Jasprit Bumrah celebrating
Jasprit Bumrah (Getty Images)

Then came Bumrah’s double-strike, which coupled by Ishant’s removal of Moeen and Sam Curran smashed any hopes of England getting a big total.

From an aesthetic perspective, India’s fast bowling was supreme, barring a few too many balls that moved too far past the diving wicketkeeper Rishabh Pant. It was a day of parts within parts. Moeen’s first 23 runs took 102 balls, with the new England No 3 rarely looking convincing over three consecutive deliveries. He pushed, edged, nudged, shovelled and was was beaten more times than the customary blonde babe shrieks in a typical Hollywood slasher flick. On two he was dropped, a thick outside edge put down by Virat Kohli at second slip, one-handed.

His fifty came up off his 167th ball faced, to much cheer from the England crowd. It was, frankly, as wretched a Test fifty as you could be forced to watch. Never convincing, Moeen gnawed away at India’s psyche until Ishant ended his obdurate innings on 50, the fifth longest innings of Moeen’s Test career. And then, just as Bumrah had done, Ishant made it large by getting Sam Curran caught behind for 0 second ball.

Soon after, Ishant banged one in and had Jos Buttler hopping back. Kumar Dharmasena gave it out, Buttler reviewed and was given a reprieve.

If there is a blot on India’s day, it is that two catches went down in the span of four balls. In the 31st over, Cook was squared by Ishant and nicked low to fifth slip, where Ajinkya Rahane grassed a low but fairly straightforward chance. In the 32nd over, Moeen threw his bat at Bumrah and edged towards Kohli’s left at second slip, where a sharp one-handed catch went down.
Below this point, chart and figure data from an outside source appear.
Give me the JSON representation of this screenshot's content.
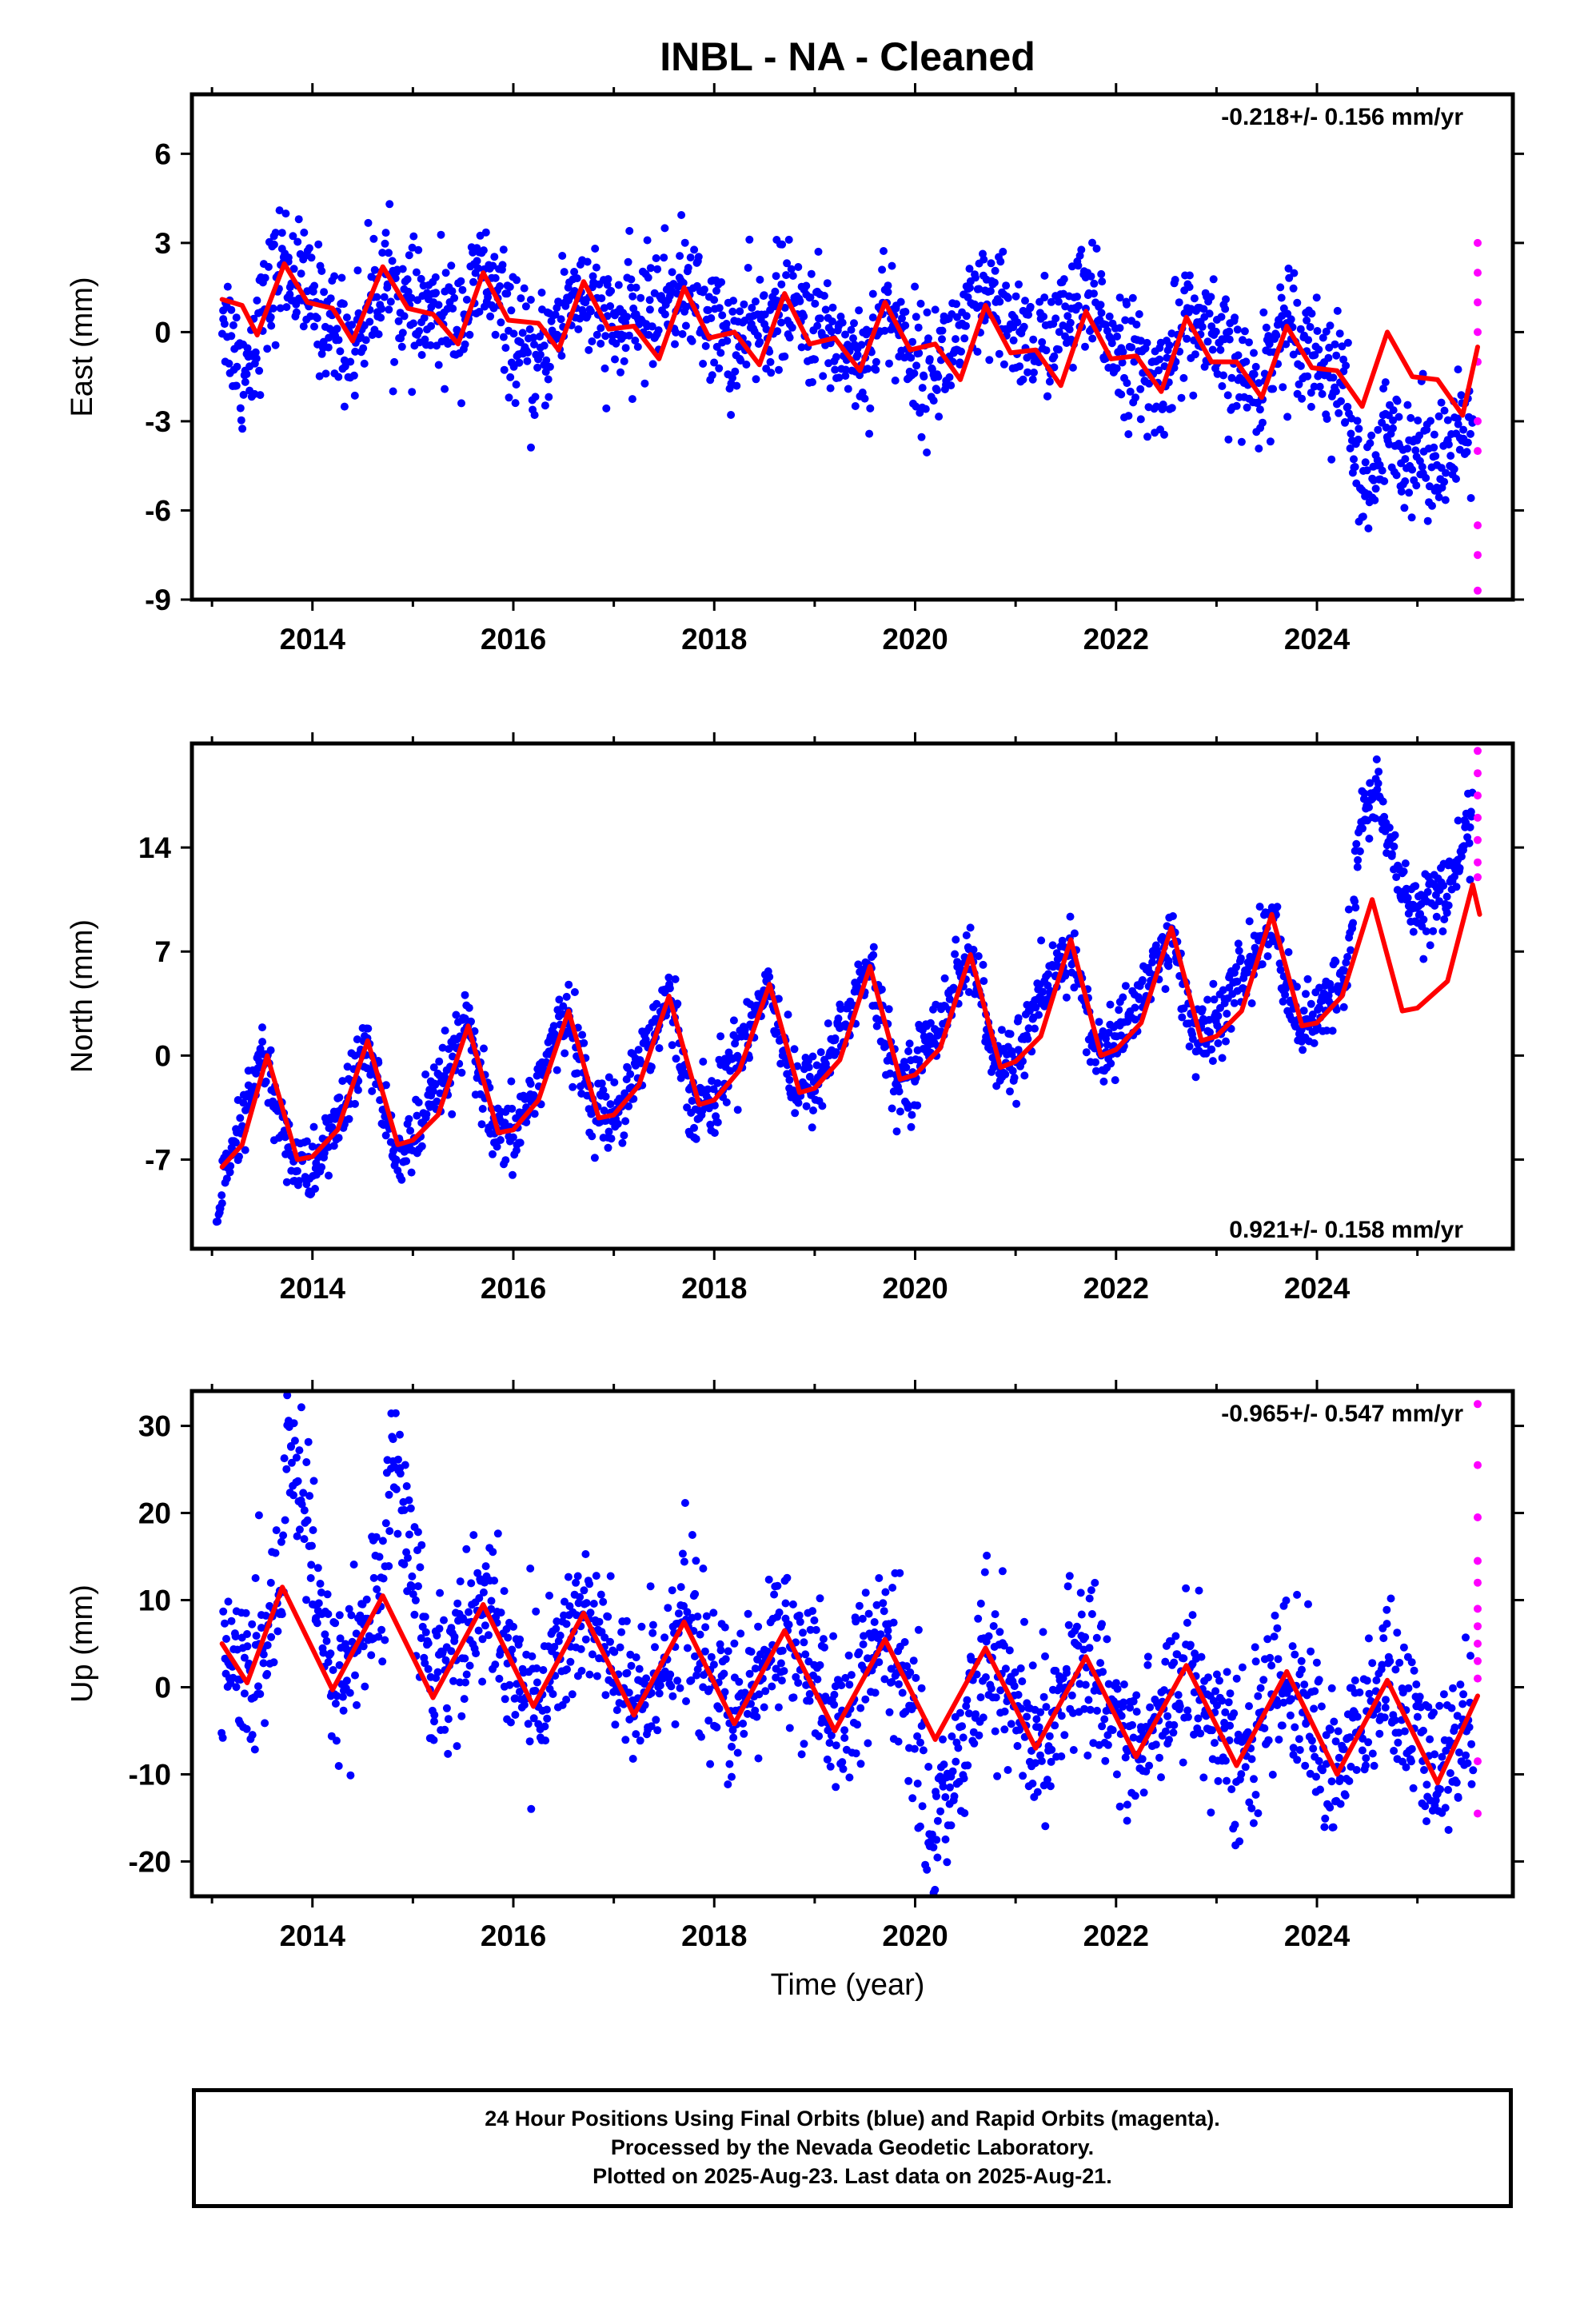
{
  "title": "INBL  - NA - Cleaned",
  "xlabel": "Time (year)",
  "footer": {
    "line1": "24 Hour Positions Using Final Orbits (blue) and Rapid Orbits (magenta).",
    "line2": "Processed by the Nevada Geodetic Laboratory.",
    "line3": "Plotted on 2025-Aug-23. Last data on 2025-Aug-21."
  },
  "colors": {
    "final_orbits": "#0000ff",
    "rapid_orbits": "#ff00ff",
    "model_fit": "#ff0000",
    "axes": "#000000"
  },
  "chart_data": [
    {
      "type": "scatter",
      "ylabel": "East (mm)",
      "velocity": "-0.218+/- 0.156 mm/yr",
      "velocity_position": "top-right",
      "xlim": [
        2012.8,
        2025.95
      ],
      "ylim": [
        -9,
        8
      ],
      "xticks": [
        2014,
        2016,
        2018,
        2020,
        2022,
        2024
      ],
      "yticks": [
        -9,
        -6,
        -3,
        0,
        3,
        6
      ],
      "series": [
        {
          "name": "Final Orbits (blue)",
          "style": "points",
          "key_points": [
            [
              2013.1,
              1.0
            ],
            [
              2013.3,
              -1.5
            ],
            [
              2013.7,
              2.5
            ],
            [
              2014.0,
              1.0
            ],
            [
              2014.4,
              -0.5
            ],
            [
              2014.7,
              2.0
            ],
            [
              2015.0,
              0.5
            ],
            [
              2015.5,
              0.5
            ],
            [
              2015.7,
              2.0
            ],
            [
              2016.2,
              -1.5
            ],
            [
              2016.6,
              1.5
            ],
            [
              2017.0,
              0.0
            ],
            [
              2017.7,
              1.5
            ],
            [
              2018.2,
              -0.5
            ],
            [
              2018.7,
              1.0
            ],
            [
              2019.5,
              -1.0
            ],
            [
              2019.7,
              1.0
            ],
            [
              2020.1,
              -1.5
            ],
            [
              2020.7,
              1.0
            ],
            [
              2021.2,
              -0.5
            ],
            [
              2021.7,
              1.0
            ],
            [
              2022.4,
              -2.0
            ],
            [
              2022.7,
              0.5
            ],
            [
              2023.4,
              -2.0
            ],
            [
              2023.7,
              0.5
            ],
            [
              2024.3,
              -2.0
            ],
            [
              2024.45,
              -6.0
            ],
            [
              2024.7,
              -3.5
            ],
            [
              2025.0,
              -4.0
            ],
            [
              2025.4,
              -4.0
            ],
            [
              2025.55,
              -3.0
            ]
          ]
        },
        {
          "name": "Rapid Orbits (magenta)",
          "style": "points",
          "key_points": [
            [
              2025.6,
              3.0
            ],
            [
              2025.6,
              2.0
            ],
            [
              2025.6,
              1.0
            ],
            [
              2025.6,
              0.0
            ],
            [
              2025.6,
              -1.0
            ],
            [
              2025.6,
              -3.0
            ],
            [
              2025.6,
              -4.0
            ],
            [
              2025.6,
              -6.5
            ],
            [
              2025.6,
              -7.5
            ],
            [
              2025.6,
              -8.7
            ]
          ]
        },
        {
          "name": "Model fit",
          "style": "line",
          "x": [
            2013.1,
            2013.3,
            2013.45,
            2013.72,
            2013.95,
            2014.2,
            2014.4,
            2014.7,
            2014.95,
            2015.2,
            2015.45,
            2015.7,
            2015.95,
            2016.25,
            2016.45,
            2016.7,
            2016.95,
            2017.2,
            2017.45,
            2017.7,
            2017.95,
            2018.2,
            2018.45,
            2018.7,
            2018.95,
            2019.2,
            2019.45,
            2019.7,
            2019.95,
            2020.2,
            2020.45,
            2020.7,
            2020.95,
            2021.2,
            2021.45,
            2021.7,
            2021.95,
            2022.2,
            2022.45,
            2022.7,
            2022.95,
            2023.2,
            2023.45,
            2023.7,
            2023.95,
            2024.2,
            2024.45,
            2024.7,
            2024.95,
            2025.2,
            2025.45,
            2025.6
          ],
          "y": [
            1.1,
            0.9,
            -0.1,
            2.3,
            1.0,
            0.8,
            -0.3,
            2.2,
            0.8,
            0.6,
            -0.4,
            2.0,
            0.4,
            0.3,
            -0.6,
            1.7,
            0.1,
            0.2,
            -0.9,
            1.5,
            -0.2,
            0.0,
            -1.1,
            1.3,
            -0.4,
            -0.2,
            -1.3,
            1.0,
            -0.6,
            -0.4,
            -1.6,
            0.9,
            -0.7,
            -0.6,
            -1.8,
            0.7,
            -0.9,
            -0.8,
            -2.0,
            0.5,
            -1.0,
            -1.0,
            -2.2,
            0.2,
            -1.2,
            -1.3,
            -2.5,
            0.0,
            -1.5,
            -1.6,
            -2.8,
            -0.5
          ]
        }
      ]
    },
    {
      "type": "scatter",
      "ylabel": "North (mm)",
      "velocity": "0.921+/- 0.158 mm/yr",
      "velocity_position": "bottom-right",
      "xlim": [
        2012.8,
        2025.95
      ],
      "ylim": [
        -13,
        21
      ],
      "xticks": [
        2014,
        2016,
        2018,
        2020,
        2022,
        2024
      ],
      "yticks": [
        -7,
        0,
        7,
        14
      ],
      "series": [
        {
          "name": "Final Orbits (blue)",
          "style": "points",
          "key_points": [
            [
              2013.05,
              -10.5
            ],
            [
              2013.2,
              -7.0
            ],
            [
              2013.5,
              0.0
            ],
            [
              2013.8,
              -7.0
            ],
            [
              2014.0,
              -8.0
            ],
            [
              2014.4,
              -2.0
            ],
            [
              2014.55,
              1.0
            ],
            [
              2014.8,
              -6.5
            ],
            [
              2015.0,
              -6.0
            ],
            [
              2015.55,
              2.0
            ],
            [
              2015.8,
              -5.5
            ],
            [
              2016.0,
              -5.5
            ],
            [
              2016.55,
              3.0
            ],
            [
              2016.8,
              -4.0
            ],
            [
              2017.0,
              -4.0
            ],
            [
              2017.55,
              4.0
            ],
            [
              2017.8,
              -3.5
            ],
            [
              2018.0,
              -3.0
            ],
            [
              2018.55,
              5.0
            ],
            [
              2018.8,
              -2.5
            ],
            [
              2019.0,
              -2.0
            ],
            [
              2019.55,
              6.0
            ],
            [
              2019.8,
              -2.0
            ],
            [
              2020.0,
              -1.0
            ],
            [
              2020.55,
              7.0
            ],
            [
              2020.8,
              -1.0
            ],
            [
              2021.0,
              0.0
            ],
            [
              2021.55,
              7.5
            ],
            [
              2021.8,
              0.0
            ],
            [
              2022.0,
              1.0
            ],
            [
              2022.55,
              8.0
            ],
            [
              2022.8,
              1.0
            ],
            [
              2023.0,
              2.0
            ],
            [
              2023.55,
              9.0
            ],
            [
              2023.8,
              2.0
            ],
            [
              2024.1,
              3.0
            ],
            [
              2024.3,
              6.0
            ],
            [
              2024.45,
              16.0
            ],
            [
              2024.6,
              18.0
            ],
            [
              2024.8,
              12.0
            ],
            [
              2025.0,
              10.0
            ],
            [
              2025.3,
              11.0
            ],
            [
              2025.55,
              16.0
            ]
          ]
        },
        {
          "name": "Rapid Orbits (magenta)",
          "style": "points",
          "key_points": [
            [
              2025.6,
              20.5
            ],
            [
              2025.6,
              19.0
            ],
            [
              2025.6,
              17.5
            ],
            [
              2025.6,
              16.0
            ],
            [
              2025.6,
              14.5
            ],
            [
              2025.6,
              13.0
            ],
            [
              2025.6,
              12.0
            ]
          ]
        },
        {
          "name": "Model fit",
          "style": "line",
          "x": [
            2013.1,
            2013.3,
            2013.55,
            2013.85,
            2014.0,
            2014.25,
            2014.55,
            2014.85,
            2015.0,
            2015.25,
            2015.55,
            2015.85,
            2016.0,
            2016.25,
            2016.55,
            2016.85,
            2017.0,
            2017.25,
            2017.55,
            2017.85,
            2018.0,
            2018.25,
            2018.55,
            2018.85,
            2019.0,
            2019.25,
            2019.55,
            2019.85,
            2020.0,
            2020.25,
            2020.55,
            2020.85,
            2021.0,
            2021.25,
            2021.55,
            2021.85,
            2022.0,
            2022.25,
            2022.55,
            2022.85,
            2023.0,
            2023.25,
            2023.55,
            2023.85,
            2024.0,
            2024.25,
            2024.55,
            2024.85,
            2025.0,
            2025.3,
            2025.55,
            2025.62
          ],
          "y": [
            -7.5,
            -6.0,
            0.0,
            -7.0,
            -6.8,
            -5.0,
            1.0,
            -6.0,
            -5.7,
            -4.0,
            2.0,
            -5.2,
            -5.0,
            -3.0,
            3.0,
            -4.2,
            -4.0,
            -2.0,
            4.0,
            -3.3,
            -3.0,
            -1.0,
            4.8,
            -2.5,
            -2.2,
            -0.3,
            6.0,
            -1.6,
            -1.3,
            0.5,
            6.8,
            -0.8,
            -0.4,
            1.3,
            7.8,
            0.0,
            0.4,
            2.2,
            8.6,
            1.0,
            1.3,
            3.0,
            9.5,
            2.0,
            2.2,
            4.0,
            10.5,
            3.0,
            3.2,
            5.0,
            11.5,
            9.5
          ]
        }
      ]
    },
    {
      "type": "scatter",
      "ylabel": "Up (mm)",
      "velocity": "-0.965+/- 0.547 mm/yr",
      "velocity_position": "top-right",
      "xlim": [
        2012.8,
        2025.95
      ],
      "ylim": [
        -24,
        34
      ],
      "xticks": [
        2014,
        2016,
        2018,
        2020,
        2022,
        2024
      ],
      "yticks": [
        -20,
        -10,
        0,
        10,
        20,
        30
      ],
      "series": [
        {
          "name": "Final Orbits (blue)",
          "style": "points",
          "key_points": [
            [
              2013.1,
              5.0
            ],
            [
              2013.4,
              0.0
            ],
            [
              2013.7,
              12.0
            ],
            [
              2013.75,
              31.0
            ],
            [
              2014.2,
              0.0
            ],
            [
              2014.7,
              11.0
            ],
            [
              2014.8,
              28.0
            ],
            [
              2015.2,
              0.0
            ],
            [
              2015.7,
              10.0
            ],
            [
              2016.2,
              -2.0
            ],
            [
              2016.7,
              9.0
            ],
            [
              2017.2,
              -3.0
            ],
            [
              2017.7,
              8.0
            ],
            [
              2018.2,
              -4.0
            ],
            [
              2018.7,
              7.0
            ],
            [
              2019.2,
              -5.0
            ],
            [
              2019.7,
              6.0
            ],
            [
              2020.1,
              -6.0
            ],
            [
              2020.1,
              -22.0
            ],
            [
              2020.7,
              5.0
            ],
            [
              2021.2,
              -7.0
            ],
            [
              2021.7,
              4.0
            ],
            [
              2022.2,
              -8.0
            ],
            [
              2022.7,
              3.0
            ],
            [
              2023.2,
              -9.0
            ],
            [
              2023.7,
              2.0
            ],
            [
              2024.2,
              -10.0
            ],
            [
              2024.7,
              1.0
            ],
            [
              2025.2,
              -11.0
            ],
            [
              2025.55,
              -2.0
            ]
          ]
        },
        {
          "name": "Rapid Orbits (magenta)",
          "style": "points",
          "key_points": [
            [
              2025.6,
              32.5
            ],
            [
              2025.6,
              25.5
            ],
            [
              2025.6,
              19.5
            ],
            [
              2025.6,
              14.5
            ],
            [
              2025.6,
              12.0
            ],
            [
              2025.6,
              9.0
            ],
            [
              2025.6,
              7.0
            ],
            [
              2025.6,
              5.0
            ],
            [
              2025.6,
              3.0
            ],
            [
              2025.6,
              1.0
            ],
            [
              2025.6,
              -8.5
            ],
            [
              2025.6,
              -14.5
            ]
          ]
        },
        {
          "name": "Model fit",
          "style": "line",
          "x": [
            2013.1,
            2013.35,
            2013.7,
            2014.2,
            2014.7,
            2015.2,
            2015.7,
            2016.2,
            2016.7,
            2017.2,
            2017.7,
            2018.2,
            2018.7,
            2019.2,
            2019.7,
            2020.2,
            2020.7,
            2021.2,
            2021.7,
            2022.2,
            2022.7,
            2023.2,
            2023.7,
            2024.2,
            2024.7,
            2025.2,
            2025.6
          ],
          "y": [
            5.0,
            0.5,
            11.5,
            -0.3,
            10.5,
            -1.2,
            9.5,
            -2.2,
            8.5,
            -3.2,
            7.5,
            -4.2,
            6.5,
            -5.0,
            5.5,
            -6.0,
            4.5,
            -7.0,
            3.5,
            -8.0,
            2.5,
            -9.0,
            1.8,
            -10.0,
            0.8,
            -11.0,
            -1.0
          ]
        }
      ]
    }
  ]
}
It didn’t cost India a whole lot, and for that they have their bowlers to thank. Ishant (22-10-28-3), Bumrah (21-9-41-2) and Shami (22-7-43-0) bowled as well as can be expected on this first-day surface. Ravindra Jadeja, getting his first game on tour, had figures of 24-0-57-2. It was tough for both teams, but this was the kind of performance from India that can lift them to a morale-boosting win to end the series.

India will have to bat England out of the game from here, and thus the next four days will show how many lessons have actually been learnt. Buttler survived to fight another day, but India, with a new ball at their disposal on Saturday morning, will be the happier team.